TITLE=In vivo MRI and PET imaging in a translational ILD mouse model expressing non-resolving fibrosis and bronchiectasis-like pathology after repeated systemic exposure to bleomycin

JOURNAL=Frontiers in Medicine

VOLUME=Volume 11 - 2024

YEAR=2024

URL=https://www.frontiersin.org/journals/medicine/articles/10.3389/fmed.2024.1276420

DOI=10.3389/fmed.2024.1276420

ISSN=2296-858X

ABSTRACT=Drug-induced ILD is crucial to detect early in order to achieve the best treatment outcome.Optimally non-invasive imaging biomarkers can be used for early detection of disease progression and treatment follow-up. Therefore, reliable in vivo models are warranted in new imaging biomarker development, to accelerate better targeted treatment options. Single-dose bleomycin models have for a long time served as a reference model in fibrosis-and lung injury research. Here we aimed to use a clinically more relevant animal model by systemic exposure to bleomycin and assessing disease progression over time by combined MRI and PET imaging.Methods: C57BL/6 mice received bleomycin, (i.p. 35iU/kg) or saline as control, twice per week, for 4 weeks. Mice were monitored until two weeks after cessation of bleomycin administration (w4+1 and w4+2), referred to as the resting period. MRI scans were performed in weeks 3 and 4, and during the resting weeks. [ 18 F]FDG-PET was performed at the last week of dosing (w4) and two weeks after last dosing (w4+2). Lung tissue sections were stained with Masson's trichrome and evaluated by modified Ashcroft scoring.
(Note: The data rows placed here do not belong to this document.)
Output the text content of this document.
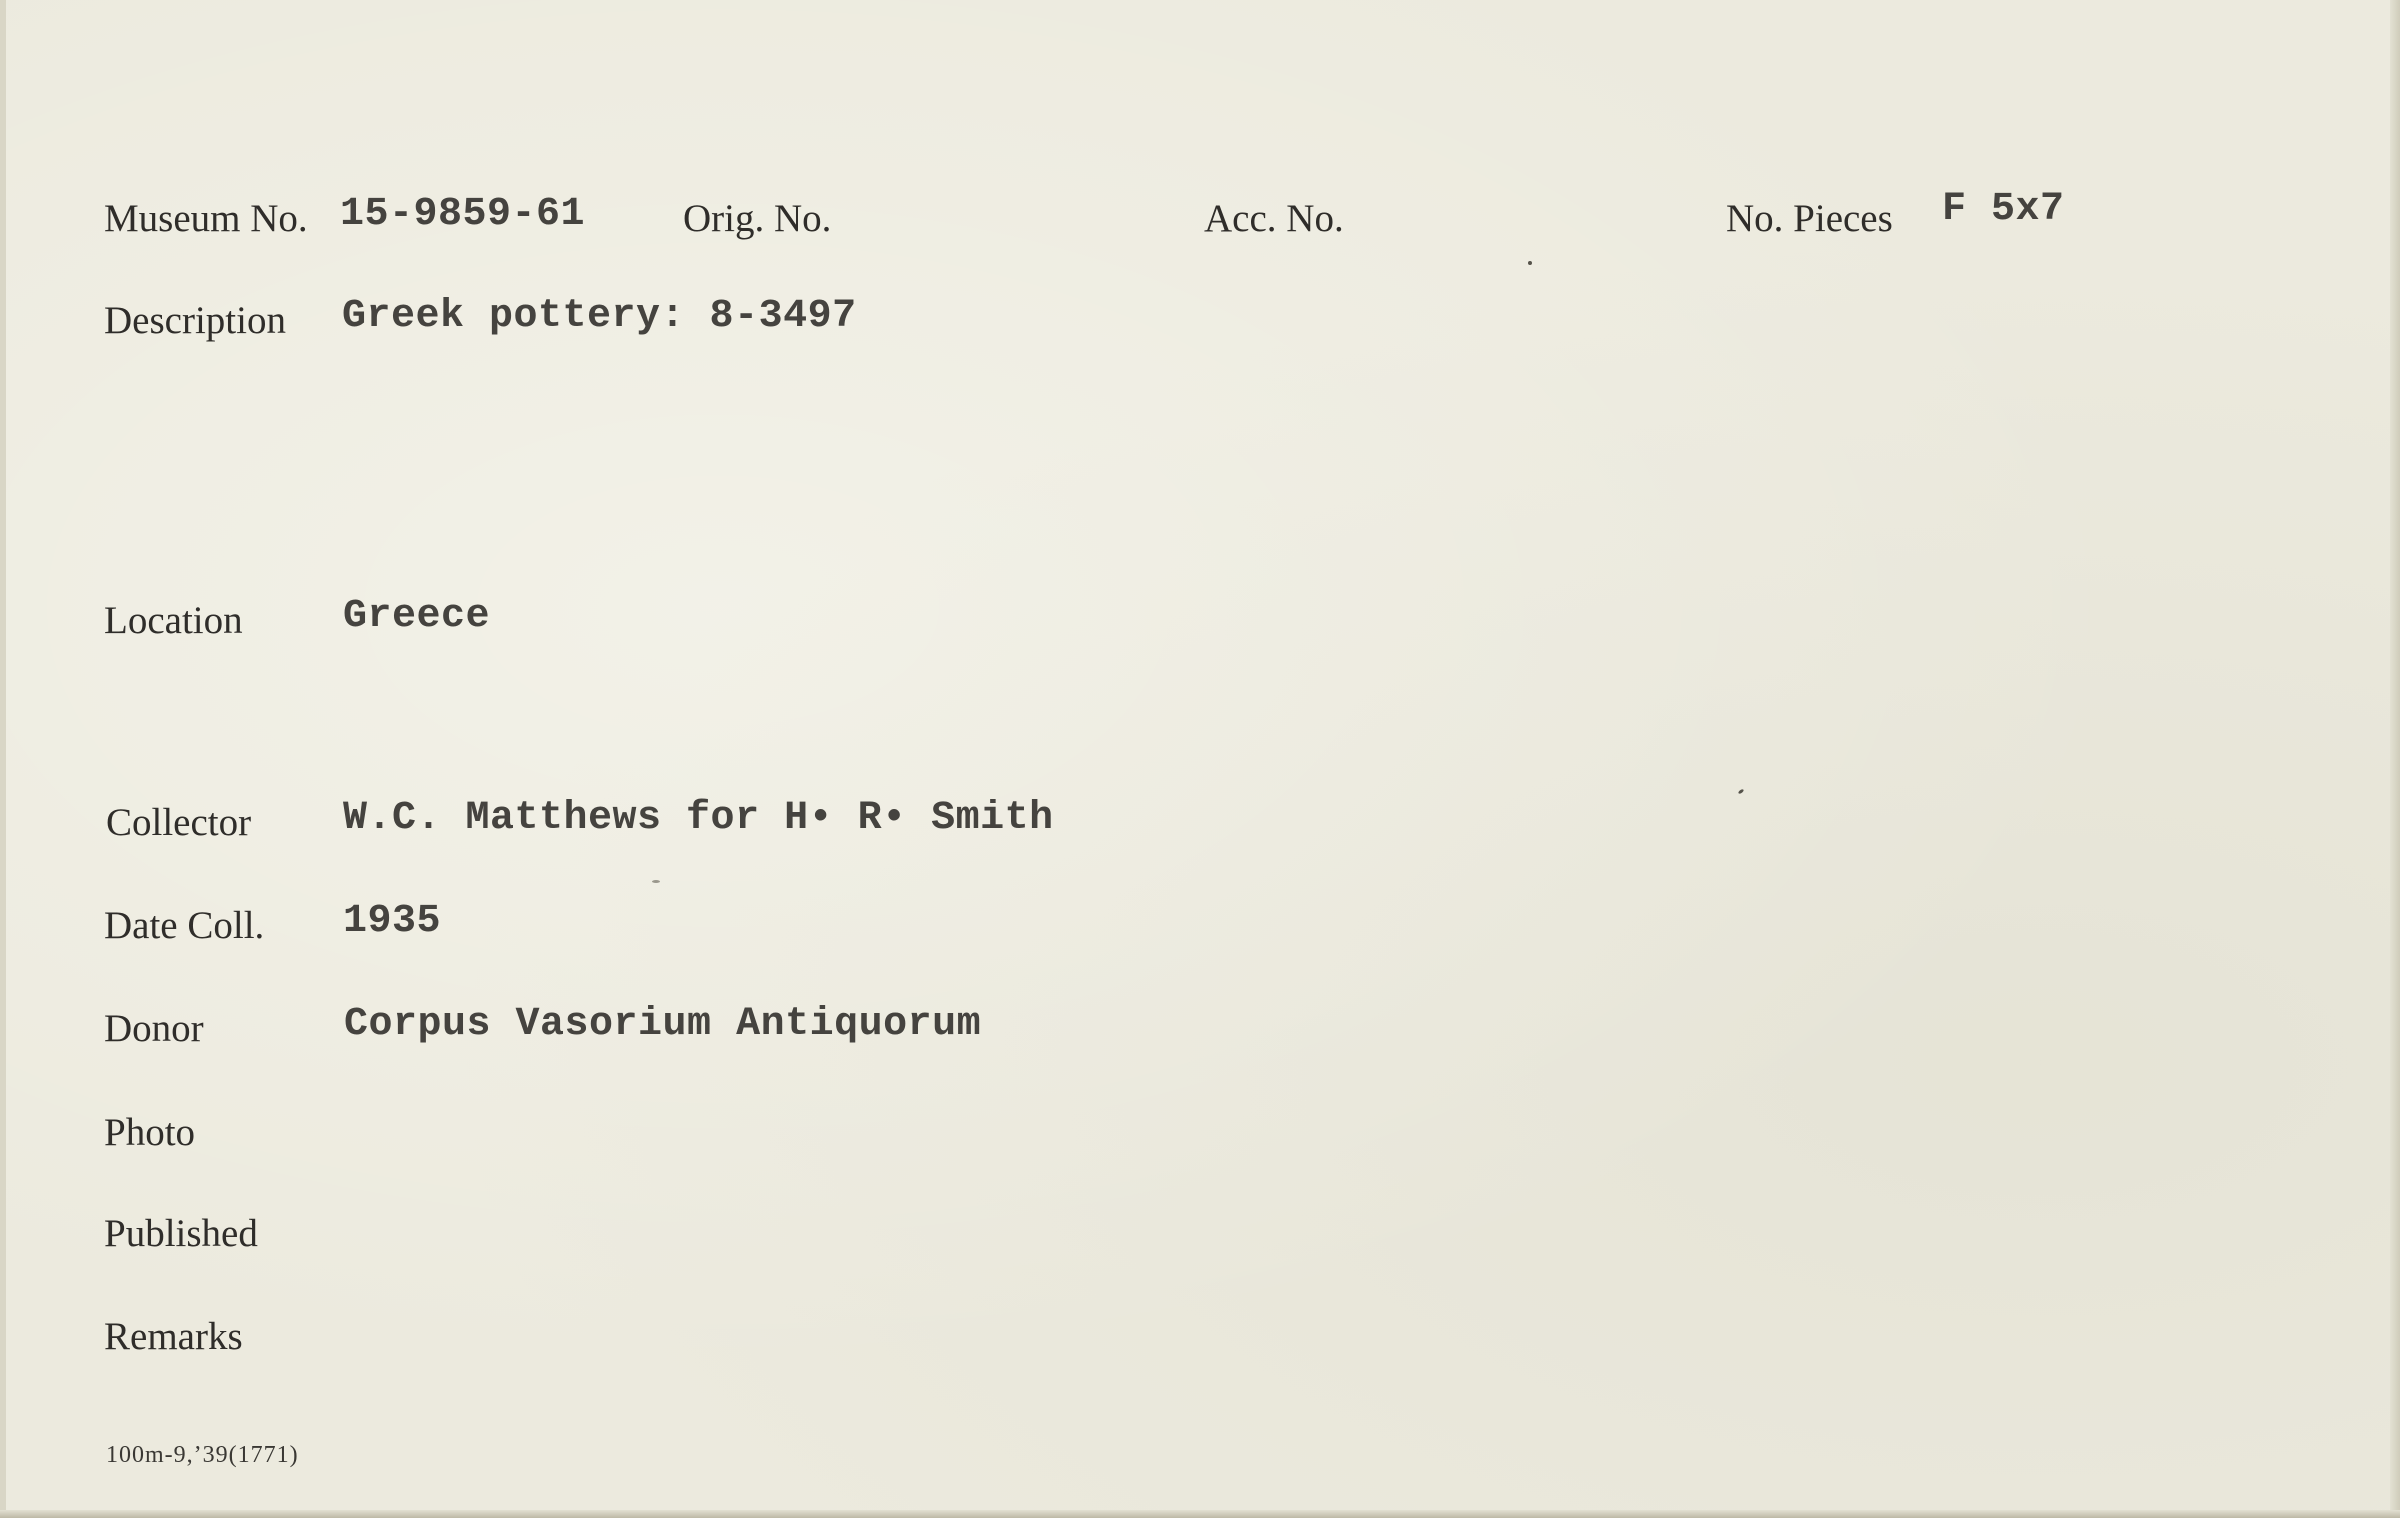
Museum No. 15-9859-61	Orig. No.	Acc. No.	No. Pieces F 5x7
Description Greek pottery: 8-3497
Location	Greece
Collector W.C. Matthews for H• R• Smith
Date Coll. 1935
Donor	Corpus Vasorium Antiquorum
Photo
Published
Remarks
100m-9,’39(1771)
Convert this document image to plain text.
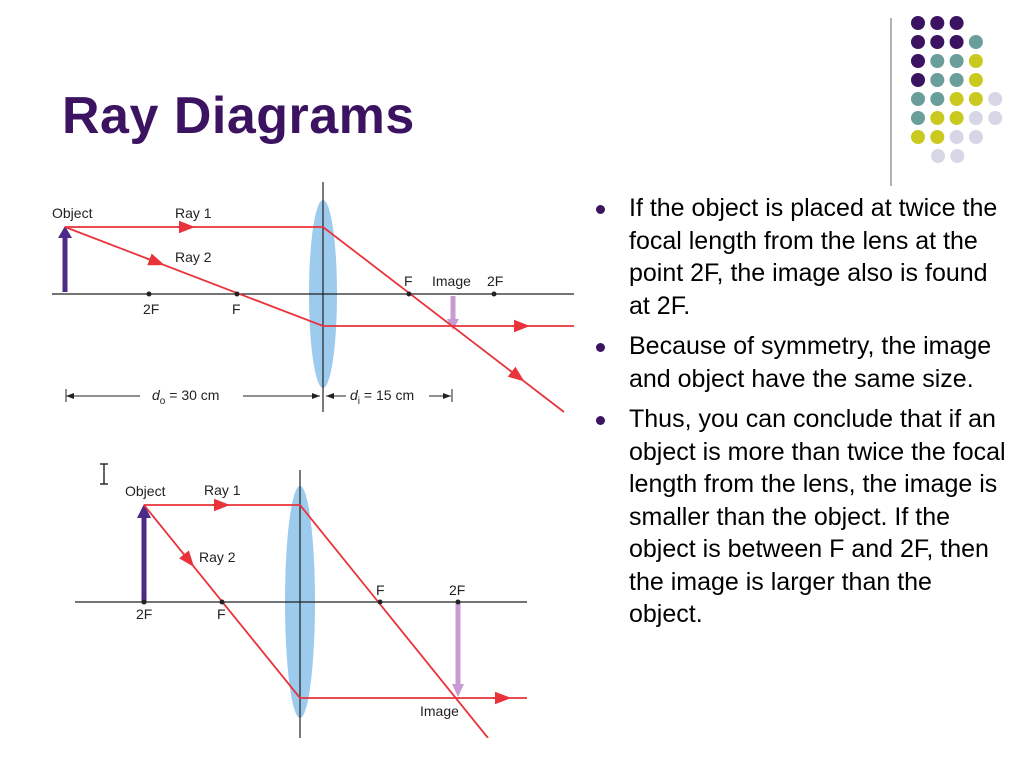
Ray Diagrams
Object	Ray 1
Ray 2
2F	F
F Image 2F
$d_o = 30$ cm	$d_i = 15$ cm
Object	Ray 1
Ray 2
2F	F
F	2F
Image
If the object is placed at twice the focal length from the lens at the point 2F, the image also is found at 2F.
Because of symmetry, the image and object have the same size.
Thus, you can conclude that if an object is more than twice the focal length from the lens, the image is smaller than the object. If the object is between F and 2F, then the image is larger than the object.
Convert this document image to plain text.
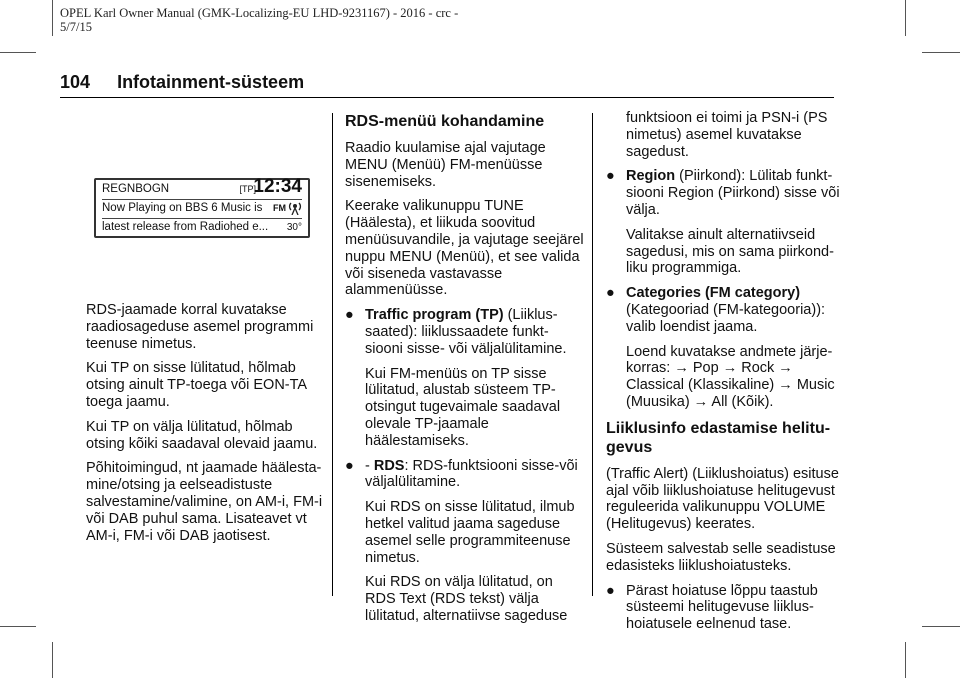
OPEL Karl Owner Manual (GMK-Localizing-EU LHD-9231167) - 2016 - crc -
5/7/15
104 Infotainment-süsteem
REGNBOGN	[TP]
12:34
Now Playing on BBS 6 Music is FM
latest release from Radiohed e... 30°

RDS-jaamade korral kuvatakse raadiosageduse asemel programmi teenuse nimetus.

Kui TP on sisse lülitatud, hõlmab otsing ainult TP-toega või EON-TA toega jaamu.

Kui TP on välja lülitatud, hõlmab otsing kõiki saadaval olevaid jaamu.

Põhitoimingud, nt jaamade häälesta-mine/otsing ja eelseadistuste salvestamine/valimine, on AM-i, FM-i või DAB puhul sama. Lisateavet vt AM-i, FM-i või DAB jaotisest.

RDS-menüü kohandamine

Raadio kuulamise ajal vajutage MENU (Menüü) FM-menüüsse sisenemiseks.

Keerake valikunuppu TUNE (Häälesta), et liikuda soovitud menüüsuvandile, ja vajutage seejärel nuppu MENU (Menüü), et see valida või siseneda vastavasse alammenüüsse.

● Traffic program (TP) (Liiklus-saated): liiklussaadete funkt-siooni sisse- või väljalülitamine.

Kui FM-menüüs on TP sisse lülitatud, alustab süsteem TP-otsingut tugevaimale saadaval olevale TP-jaamale häälestamiseks.

● - RDS: RDS-funktsiooni sisse-või väljalülitamine.

Kui RDS on sisse lülitatud, ilmub hetkel valitud jaama sageduse asemel selle programmiteenuse nimetus.

Kui RDS on välja lülitatud, on RDS Text (RDS tekst) välja lülitatud, alternatiivse sageduse

funktsioon ei toimi ja PSN-i (PS nimetus) asemel kuvatakse sagedust.

● Region (Piirkond): Lülitab funkt-siooni Region (Piirkond) sisse või välja.

Valitakse ainult alternatiivseid sagedusi, mis on sama piirkond-liku programmiga.

● Categories (FM category)
(Kategooriad (FM-kategooria)): valib loendist jaama.

Loend kuvatakse andmete järje-korras: → Pop → Rock → Classical (Klassikaline) → Music (Muusika) → All (Kõik).

Liiklusinfo edastamise helitu-gevus

(Traffic Alert) (Liiklushoiatus) esituse ajal võib liiklushoiatuse helitugevust reguleerida valikunuppu VOLUME (Helitugevus) keerates.

Süsteem salvestab selle seadistuse edasisteks liiklushoiatusteks.

● Pärast hoiatuse lõppu taastub süsteemi helitugevuse liiklus-hoiatusele eelnenud tase.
Lung volume and lesion volumes were assessed by MRI, as well as 3D mapping of the central airways.Results and Discussion: Bleomycin-challenged mice showed increased lung weights (p<0.05) while total lung volume was unchanged (w4 and onwards). Histology analysis demonstrated fibrotic lesions emanating from the distal parts of the lung. Fibrosis progression was visualised by MRI with significantly increased high signal in bleomycin-exposed lungs compared to controls (p<0.05). Also, significant increase of central airway diameter (p<0.01) was displayed in bleomycin-exposed animals compared to controls, and further continued to dilate as the disease progressed, comparing the bleomycin groups over time (p<0.05-0.001). Lung [ 18 F]FDG uptake was significantly elevated in bleomycin-exposed mice compared to controls (p<0.05).Non-invasive imaging displayed progressing lesions in the lungs of bleomycinexposed mice, using two distinct MRI sequences and [ 18 F]FDG-PET. With observed fibrosis progression emanating from distal lung areas, dilation of the central airways was evident. Taken together, this chronic bleomycin-exposure model is translationally more relevant for studying lung injury in ILD and particularly in the context of DIILD.